Inflation Slows Slightly in China

October 15th, 2011
in econ_news

China-flag Econintersect:  The National Bureau of Statistics has announced that the overall inflation rate in China fell to 6.1% in September (Consumer Price Index).  This is 0.1% lower than August and 0.4% below July, which saw inflation reach a 37-month high.  The Producer Price Index is contracting at an even greater rate, coming in at 6.5% after an August reading of 7.3%.  All these numbers are annualized month-over-month rates of change.

Follow up:

The year-over-year change for CPI was 5.7% at the end of September, well above the government’s target of 4%. The Chinese Academy of Social Sciences, a major government think tank, projected this year's inflation may top 5.5 percent.

From the Shanghai Daily:

"Consumer price inflation appears to have peaked," said Alaistair Chan, an economist at Moody's Analytics. "Headline inflation is expected to trend lower for the near to medium term, although core inflation will remain an issue."

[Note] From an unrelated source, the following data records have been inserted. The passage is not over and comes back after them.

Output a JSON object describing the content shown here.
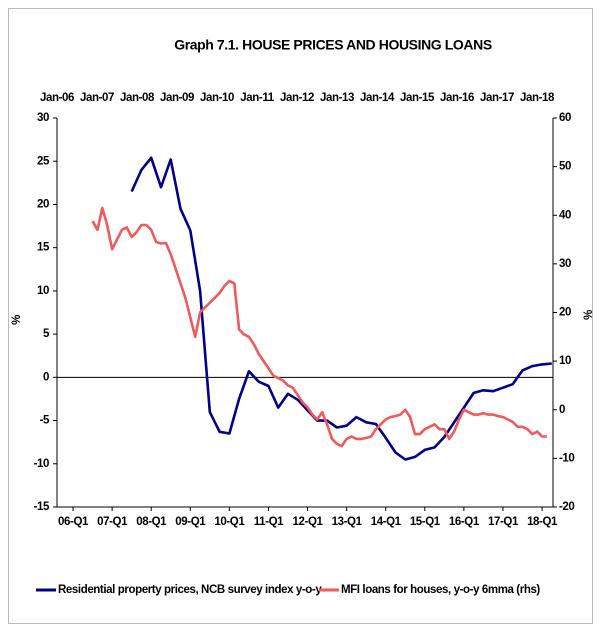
{
  "chart_data": {
    "type": "line",
    "title": "Graph 7.1. HOUSE PRICES AND HOUSING LOANS",
    "ylabel": "%",
    "y2label": "%",
    "xlim": [
      2005.59,
      2018.28
    ],
    "xticks": [
      {
        "value": 2006,
        "label": "06-Q1"
      },
      {
        "value": 2007,
        "label": "07-Q1"
      },
      {
        "value": 2008,
        "label": "08-Q1"
      },
      {
        "value": 2009,
        "label": "09-Q1"
      },
      {
        "value": 2010,
        "label": "10-Q1"
      },
      {
        "value": 2011,
        "label": "11-Q1"
      },
      {
        "value": 2012,
        "label": "12-Q1"
      },
      {
        "value": 2013,
        "label": "13-Q1"
      },
      {
        "value": 2014,
        "label": "14-Q1"
      },
      {
        "value": 2015,
        "label": "15-Q1"
      },
      {
        "value": 2016,
        "label": "16-Q1"
      },
      {
        "value": 2017,
        "label": "17-Q1"
      },
      {
        "value": 2018,
        "label": "18-Q1"
      }
    ],
    "x2lim": [
      2006,
      2018.4
    ],
    "x2ticks": [
      {
        "value": 2006,
        "label": "Jan-06"
      },
      {
        "value": 2007,
        "label": "Jan-07"
      },
      {
        "value": 2008,
        "label": "Jan-08"
      },
      {
        "value": 2009,
        "label": "Jan-09"
      },
      {
        "value": 2010,
        "label": "Jan-10"
      },
      {
        "value": 2011,
        "label": "Jan-11"
      },
      {
        "value": 2012,
        "label": "Jan-12"
      },
      {
        "value": 2013,
        "label": "Jan-13"
      },
      {
        "value": 2014,
        "label": "Jan-14"
      },
      {
        "value": 2015,
        "label": "Jan-15"
      },
      {
        "value": 2016,
        "label": "Jan-16"
      },
      {
        "value": 2017,
        "label": "Jan-17"
      },
      {
        "value": 2018,
        "label": "Jan-18"
      }
    ],
    "ylim": [
      -15,
      30
    ],
    "yticks": [
      -15,
      -10,
      -5,
      0,
      5,
      10,
      15,
      20,
      25,
      30
    ],
    "y2lim": [
      -20,
      60
    ],
    "y2ticks": [
      -20,
      -10,
      0,
      10,
      20,
      30,
      40,
      50,
      60
    ],
    "zero_line": true,
    "series": [
      {
        "name": "Residential property prices, NCB survey index y-o-y",
        "color": "#00008b",
        "axis": "y",
        "x": [
          2007.5,
          2007.75,
          2008,
          2008.25,
          2008.5,
          2008.75,
          2009,
          2009.25,
          2009.5,
          2009.75,
          2010,
          2010.25,
          2010.5,
          2010.75,
          2011,
          2011.25,
          2011.5,
          2011.75,
          2012,
          2012.25,
          2012.5,
          2012.75,
          2013,
          2013.25,
          2013.5,
          2013.75,
          2014,
          2014.25,
          2014.5,
          2014.75,
          2015,
          2015.25,
          2015.5,
          2015.75,
          2016,
          2016.25,
          2016.5,
          2016.75,
          2017,
          2017.25,
          2017.5,
          2017.75,
          2018,
          2018.25
        ],
        "values": [
          21.5,
          24,
          25.4,
          22,
          25.2,
          19.5,
          17,
          10,
          -4,
          -6.3,
          -6.5,
          -2.5,
          0.7,
          -0.5,
          -1,
          -3.5,
          -1.9,
          -2.6,
          -3.8,
          -5,
          -5,
          -5.8,
          -5.6,
          -4.6,
          -5.2,
          -5.4,
          -7,
          -8.7,
          -9.5,
          -9.2,
          -8.4,
          -8.1,
          -6.9,
          -5.2,
          -3.5,
          -1.8,
          -1.5,
          -1.6,
          -1.2,
          -0.8,
          0.8,
          1.3,
          1.5,
          1.6
        ]
      },
      {
        "name": "MFI loans for houses, y-o-y 6mma (rhs)",
        "color": "#f05a5a",
        "axis": "y2",
        "x": [
          2006.5,
          2006.625,
          2006.75,
          2006.875,
          2007,
          2007.125,
          2007.25,
          2007.375,
          2007.5,
          2007.625,
          2007.75,
          2007.875,
          2008,
          2008.125,
          2008.25,
          2008.375,
          2008.5,
          2008.625,
          2008.75,
          2008.875,
          2009,
          2009.125,
          2009.25,
          2009.375,
          2009.5,
          2009.625,
          2009.75,
          2009.875,
          2010,
          2010.125,
          2010.25,
          2010.375,
          2010.5,
          2010.625,
          2010.75,
          2010.875,
          2011,
          2011.125,
          2011.25,
          2011.375,
          2011.5,
          2011.625,
          2011.75,
          2011.875,
          2012,
          2012.125,
          2012.25,
          2012.375,
          2012.5,
          2012.625,
          2012.75,
          2012.875,
          2013,
          2013.125,
          2013.25,
          2013.375,
          2013.5,
          2013.625,
          2013.75,
          2013.875,
          2014,
          2014.125,
          2014.25,
          2014.375,
          2014.5,
          2014.625,
          2014.75,
          2014.875,
          2015,
          2015.125,
          2015.25,
          2015.375,
          2015.5,
          2015.625,
          2015.75,
          2015.875,
          2016,
          2016.125,
          2016.25,
          2016.375,
          2016.5,
          2016.625,
          2016.75,
          2016.875,
          2017,
          2017.125,
          2017.25,
          2017.375,
          2017.5,
          2017.625,
          2017.75,
          2017.875,
          2018,
          2018.125
        ],
        "values": [
          38.8,
          37,
          41.5,
          38,
          33,
          35,
          37,
          37.5,
          35.5,
          36.5,
          38,
          38,
          37,
          34.5,
          34.2,
          34.3,
          32,
          29,
          26,
          23,
          19,
          15,
          20,
          21,
          22,
          23,
          24,
          25.5,
          26.5,
          26,
          16.5,
          15.5,
          15,
          13.5,
          11.5,
          10,
          8.5,
          7,
          6.5,
          6,
          5,
          4.5,
          3,
          1.5,
          0.5,
          -1,
          -2,
          -0.5,
          -3,
          -6,
          -7,
          -7.5,
          -6,
          -5.5,
          -6,
          -6,
          -5.8,
          -5.5,
          -4,
          -3,
          -2,
          -1.5,
          -1.3,
          -1,
          0,
          -1.5,
          -5,
          -5,
          -4,
          -3.5,
          -3,
          -4,
          -4,
          -6,
          -4.5,
          -2,
          0,
          -0.5,
          -1,
          -1,
          -0.7,
          -1,
          -1,
          -1.3,
          -1.5,
          -2,
          -2.5,
          -3.5,
          -3.5,
          -4,
          -5,
          -4.5,
          -5.5,
          -5.5
        ]
      }
    ]
  }
}
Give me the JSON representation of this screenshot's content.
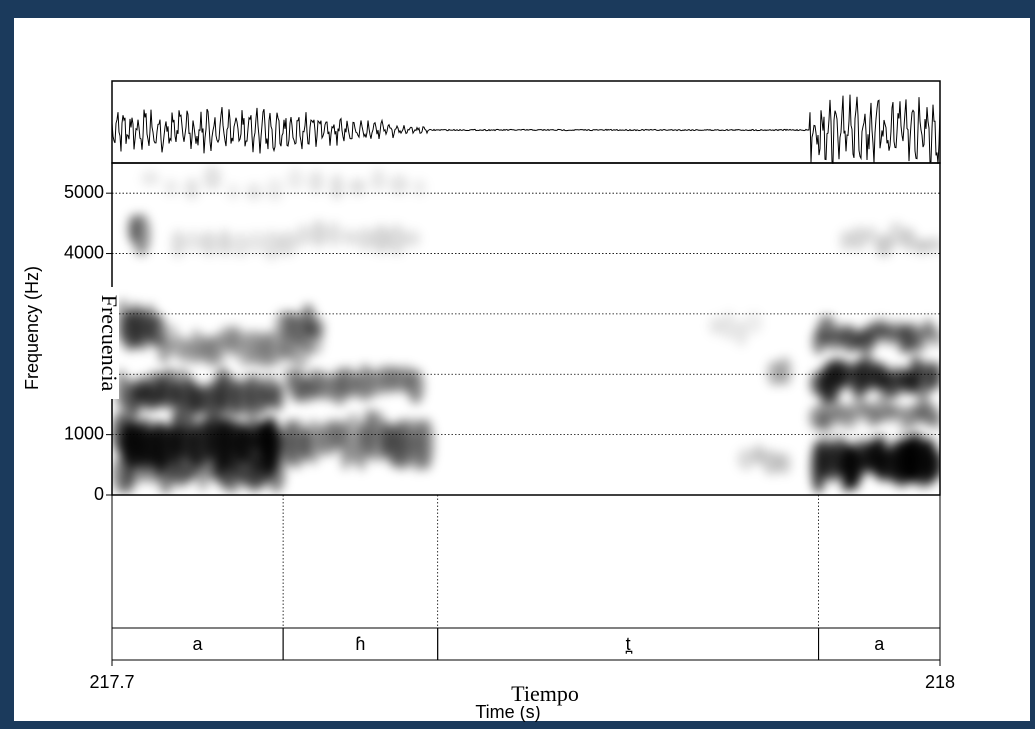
{
  "chart_data": {
    "type": "spectrogram",
    "xlabel": "Time (s)",
    "ylabel": "Frequency (Hz)",
    "overlay_labels": {
      "x": "Tiempo",
      "y": "Frecuencia"
    },
    "xlim": [
      217.7,
      218
    ],
    "xticks": [
      217.7,
      218
    ],
    "ylim": [
      0,
      5500
    ],
    "yticks": [
      0,
      1000,
      4000,
      5000
    ],
    "grid_lines": [
      1000,
      2000,
      3000,
      4000,
      5000
    ],
    "intervals": [
      {
        "label": "a",
        "start": 217.7,
        "end": 217.762
      },
      {
        "label": "ɦ",
        "start": 217.762,
        "end": 217.818
      },
      {
        "label": "t̪",
        "start": 217.818,
        "end": 217.956
      },
      {
        "label": "a",
        "start": 217.956,
        "end": 218
      }
    ]
  }
}
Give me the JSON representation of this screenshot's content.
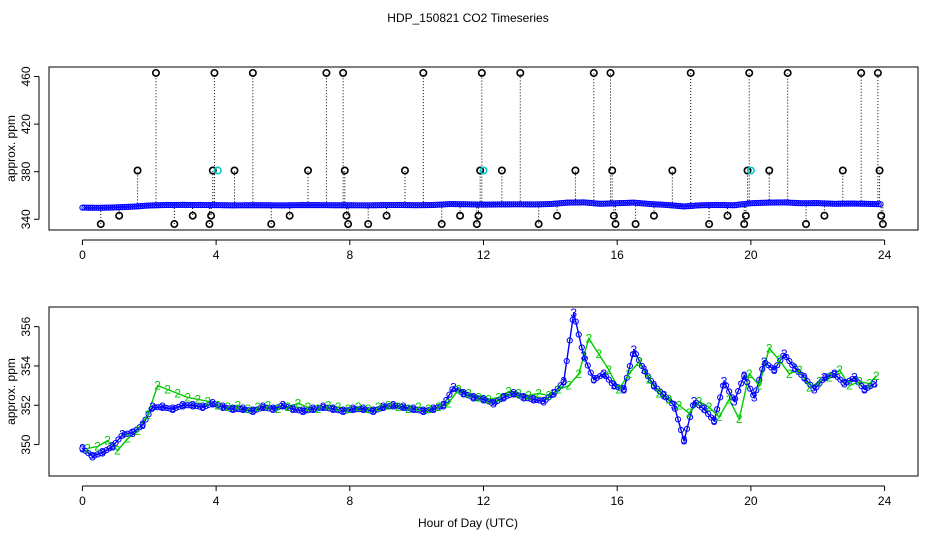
{
  "figure": {
    "title": "HDP_150821  CO2 Timeseries",
    "xlabel": "Hour of Day (UTC)"
  },
  "chart_data": [
    {
      "type": "scatter",
      "panel": "top",
      "ylabel": "approx. ppm",
      "xlim": [
        -1,
        25
      ],
      "ylim": [
        331,
        468
      ],
      "x_ticks": [
        0,
        4,
        8,
        12,
        16,
        20,
        24
      ],
      "x_tick_labels": [
        "0",
        "4",
        "8",
        "12",
        "16",
        "20",
        "24"
      ],
      "y_ticks": [
        340,
        380,
        420,
        460
      ],
      "y_tick_labels": [
        "340",
        "380",
        "420",
        "460"
      ],
      "baseline_series": {
        "name": "CO2 (blue circles)",
        "color": "#0000ff",
        "highlight_color": "#00cccc",
        "marker": "circle",
        "x": [
          0.0,
          0.5,
          1.0,
          1.5,
          2.0,
          2.5,
          3.0,
          3.5,
          4.0,
          4.5,
          5.0,
          5.5,
          6.0,
          6.5,
          7.0,
          7.5,
          8.0,
          8.5,
          9.0,
          9.5,
          10.0,
          10.5,
          11.0,
          11.5,
          12.0,
          12.5,
          13.0,
          13.5,
          14.0,
          14.5,
          15.0,
          15.5,
          16.0,
          16.5,
          17.0,
          17.5,
          18.0,
          18.5,
          19.0,
          19.5,
          20.0,
          20.5,
          21.0,
          21.5,
          22.0,
          22.5,
          23.0,
          23.5,
          23.9
        ],
        "y": [
          349.8,
          349.6,
          350.0,
          350.6,
          351.6,
          352.0,
          352.1,
          352.0,
          351.9,
          351.7,
          351.8,
          351.8,
          351.7,
          351.9,
          351.9,
          351.8,
          351.8,
          351.7,
          351.9,
          352.0,
          351.8,
          352.0,
          352.8,
          352.6,
          352.3,
          352.5,
          352.6,
          352.5,
          352.8,
          354.0,
          354.2,
          353.0,
          353.5,
          354.0,
          352.8,
          352.0,
          350.8,
          351.8,
          352.0,
          351.8,
          353.5,
          354.0,
          354.2,
          353.5,
          353.6,
          353.0,
          353.2,
          353.0,
          352.6
        ]
      },
      "flag_levels": {
        "values": [
          336,
          343,
          381,
          463
        ],
        "color": "#000000",
        "highlight_color": "#00cccc",
        "marker": "circle",
        "note": "flagged values drawn at fixed levels with dotted drop lines"
      },
      "flag_points": [
        {
          "x": 0.55,
          "level": 336
        },
        {
          "x": 1.1,
          "level": 343
        },
        {
          "x": 1.65,
          "level": 381
        },
        {
          "x": 2.2,
          "level": 463
        },
        {
          "x": 2.75,
          "level": 336
        },
        {
          "x": 3.3,
          "level": 343
        },
        {
          "x": 3.8,
          "level": 336
        },
        {
          "x": 3.85,
          "level": 343
        },
        {
          "x": 3.9,
          "level": 381
        },
        {
          "x": 3.95,
          "level": 463
        },
        {
          "x": 4.55,
          "level": 381
        },
        {
          "x": 5.1,
          "level": 463
        },
        {
          "x": 5.65,
          "level": 336
        },
        {
          "x": 6.2,
          "level": 343
        },
        {
          "x": 6.75,
          "level": 381
        },
        {
          "x": 7.3,
          "level": 463
        },
        {
          "x": 7.8,
          "level": 463
        },
        {
          "x": 7.85,
          "level": 381
        },
        {
          "x": 7.9,
          "level": 343
        },
        {
          "x": 7.95,
          "level": 336
        },
        {
          "x": 8.55,
          "level": 336
        },
        {
          "x": 9.1,
          "level": 343
        },
        {
          "x": 9.65,
          "level": 381
        },
        {
          "x": 10.2,
          "level": 463
        },
        {
          "x": 10.75,
          "level": 336
        },
        {
          "x": 11.3,
          "level": 343
        },
        {
          "x": 11.8,
          "level": 336
        },
        {
          "x": 11.85,
          "level": 343
        },
        {
          "x": 11.9,
          "level": 381
        },
        {
          "x": 11.95,
          "level": 463
        },
        {
          "x": 12.55,
          "level": 381
        },
        {
          "x": 13.1,
          "level": 463
        },
        {
          "x": 13.65,
          "level": 336
        },
        {
          "x": 14.2,
          "level": 343
        },
        {
          "x": 14.75,
          "level": 381
        },
        {
          "x": 15.3,
          "level": 463
        },
        {
          "x": 15.8,
          "level": 463
        },
        {
          "x": 15.85,
          "level": 381
        },
        {
          "x": 15.9,
          "level": 343
        },
        {
          "x": 15.95,
          "level": 336
        },
        {
          "x": 16.55,
          "level": 336
        },
        {
          "x": 17.1,
          "level": 343
        },
        {
          "x": 17.65,
          "level": 381
        },
        {
          "x": 18.2,
          "level": 463
        },
        {
          "x": 18.75,
          "level": 336
        },
        {
          "x": 19.3,
          "level": 343
        },
        {
          "x": 19.8,
          "level": 336
        },
        {
          "x": 19.85,
          "level": 343
        },
        {
          "x": 19.9,
          "level": 381
        },
        {
          "x": 19.95,
          "level": 463
        },
        {
          "x": 20.55,
          "level": 381
        },
        {
          "x": 21.1,
          "level": 463
        },
        {
          "x": 21.65,
          "level": 336
        },
        {
          "x": 22.2,
          "level": 343
        },
        {
          "x": 22.75,
          "level": 381
        },
        {
          "x": 23.3,
          "level": 463
        },
        {
          "x": 23.8,
          "level": 463
        },
        {
          "x": 23.85,
          "level": 381
        },
        {
          "x": 23.9,
          "level": 343
        },
        {
          "x": 23.95,
          "level": 336
        }
      ],
      "highlight_points": [
        {
          "x": 4.05,
          "level": 381
        },
        {
          "x": 12.0,
          "level": 381
        },
        {
          "x": 20.0,
          "level": 381
        }
      ]
    },
    {
      "type": "line",
      "panel": "bottom",
      "ylabel": "approx. ppm",
      "xlim": [
        -1,
        25
      ],
      "ylim": [
        348.4,
        357.0
      ],
      "x_ticks": [
        0,
        4,
        8,
        12,
        16,
        20,
        24
      ],
      "x_tick_labels": [
        "0",
        "4",
        "8",
        "12",
        "16",
        "20",
        "24"
      ],
      "y_ticks": [
        350,
        352,
        354,
        356
      ],
      "y_tick_labels": [
        "350",
        "352",
        "354",
        "356"
      ],
      "series": [
        {
          "name": "3",
          "marker_label": "3",
          "color": "#0000ff",
          "x": [
            0.0,
            0.3,
            0.6,
            0.9,
            1.2,
            1.5,
            1.8,
            2.1,
            2.4,
            2.7,
            3.0,
            3.3,
            3.6,
            3.9,
            4.2,
            4.5,
            4.8,
            5.1,
            5.4,
            5.7,
            6.0,
            6.3,
            6.6,
            6.9,
            7.2,
            7.5,
            7.8,
            8.1,
            8.4,
            8.7,
            9.0,
            9.3,
            9.6,
            9.9,
            10.2,
            10.5,
            10.8,
            11.1,
            11.4,
            11.7,
            12.0,
            12.3,
            12.6,
            12.9,
            13.2,
            13.5,
            13.8,
            14.1,
            14.4,
            14.7,
            15.0,
            15.3,
            15.6,
            15.9,
            16.2,
            16.5,
            16.8,
            17.1,
            17.4,
            17.7,
            18.0,
            18.3,
            18.6,
            18.9,
            19.2,
            19.5,
            19.8,
            20.1,
            20.4,
            20.7,
            21.0,
            21.3,
            21.6,
            21.9,
            22.2,
            22.5,
            22.8,
            23.1,
            23.4,
            23.7
          ],
          "y": [
            349.8,
            349.4,
            349.6,
            349.9,
            350.5,
            350.6,
            351.0,
            351.9,
            351.9,
            351.8,
            352.0,
            352.0,
            351.9,
            352.1,
            351.9,
            351.8,
            351.8,
            351.7,
            351.9,
            351.8,
            352.0,
            351.8,
            351.7,
            351.8,
            351.9,
            351.8,
            351.7,
            351.8,
            351.8,
            351.7,
            351.9,
            352.0,
            351.9,
            351.8,
            351.7,
            351.8,
            352.0,
            352.9,
            352.6,
            352.4,
            352.3,
            352.1,
            352.4,
            352.6,
            352.4,
            352.3,
            352.2,
            352.6,
            353.2,
            356.7,
            354.5,
            353.3,
            353.6,
            353.0,
            352.8,
            354.8,
            353.8,
            353.0,
            352.5,
            352.0,
            350.2,
            352.2,
            351.8,
            351.2,
            353.2,
            352.2,
            353.5,
            352.4,
            354.2,
            353.8,
            354.6,
            353.9,
            353.4,
            352.8,
            353.4,
            353.6,
            353.1,
            353.4,
            352.8,
            353.1
          ]
        },
        {
          "name": "2",
          "marker_label": "2",
          "color": "#00cc00",
          "x": [
            0.15,
            0.45,
            0.75,
            1.05,
            1.35,
            1.65,
            1.95,
            2.25,
            2.55,
            2.85,
            3.15,
            3.45,
            3.75,
            4.05,
            4.35,
            4.65,
            4.95,
            5.25,
            5.55,
            5.85,
            6.15,
            6.45,
            6.75,
            7.05,
            7.35,
            7.65,
            7.95,
            8.25,
            8.55,
            8.85,
            9.15,
            9.45,
            9.75,
            10.05,
            10.35,
            10.65,
            10.95,
            11.25,
            11.55,
            11.85,
            12.15,
            12.45,
            12.75,
            13.05,
            13.35,
            13.65,
            13.95,
            14.25,
            14.55,
            14.85,
            15.15,
            15.45,
            15.75,
            16.05,
            16.35,
            16.65,
            16.95,
            17.25,
            17.55,
            17.85,
            18.15,
            18.45,
            18.75,
            19.05,
            19.35,
            19.65,
            19.95,
            20.25,
            20.55,
            20.85,
            21.15,
            21.45,
            21.75,
            22.05,
            22.35,
            22.65,
            22.95,
            23.25,
            23.55,
            23.75
          ],
          "y": [
            349.8,
            349.9,
            350.2,
            349.7,
            350.3,
            350.7,
            351.5,
            353.0,
            352.8,
            352.6,
            352.4,
            352.3,
            352.2,
            352.0,
            351.9,
            352.0,
            351.8,
            351.9,
            352.0,
            351.8,
            351.9,
            352.1,
            351.9,
            351.8,
            352.0,
            351.9,
            351.8,
            351.9,
            351.8,
            351.9,
            352.0,
            351.9,
            351.8,
            351.9,
            351.8,
            351.9,
            352.1,
            352.8,
            352.6,
            352.4,
            352.3,
            352.4,
            352.7,
            352.6,
            352.5,
            352.6,
            352.5,
            352.8,
            353.0,
            353.6,
            355.4,
            354.6,
            353.8,
            352.8,
            353.6,
            354.2,
            353.3,
            352.6,
            352.3,
            352.0,
            351.6,
            352.2,
            351.9,
            351.4,
            352.3,
            351.3,
            353.6,
            353.0,
            354.9,
            354.3,
            353.6,
            353.8,
            352.9,
            353.2,
            353.4,
            353.8,
            353.0,
            353.2,
            353.1,
            353.5
          ]
        }
      ]
    }
  ]
}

Qu Hongbin, chief economist at HSBC, said the easing inflationary pressure may trigger a minor adjustment in macroeconomic policies in the final quarter of the year.

"We expect tightening policies will become more flexible. But it does not mean a complete reverse of the current prudent policy stance. The central bank may allow more liquidity on the market to rescue cash-strapped small firms," Qu said.

To combat price rises, China has lifted interest rates three times so far this year, along with six reserve requirement ratio increases.

However, policymakers have become reluctant to launch more tightening measures since June after second-quarter economic data showed moderating growth.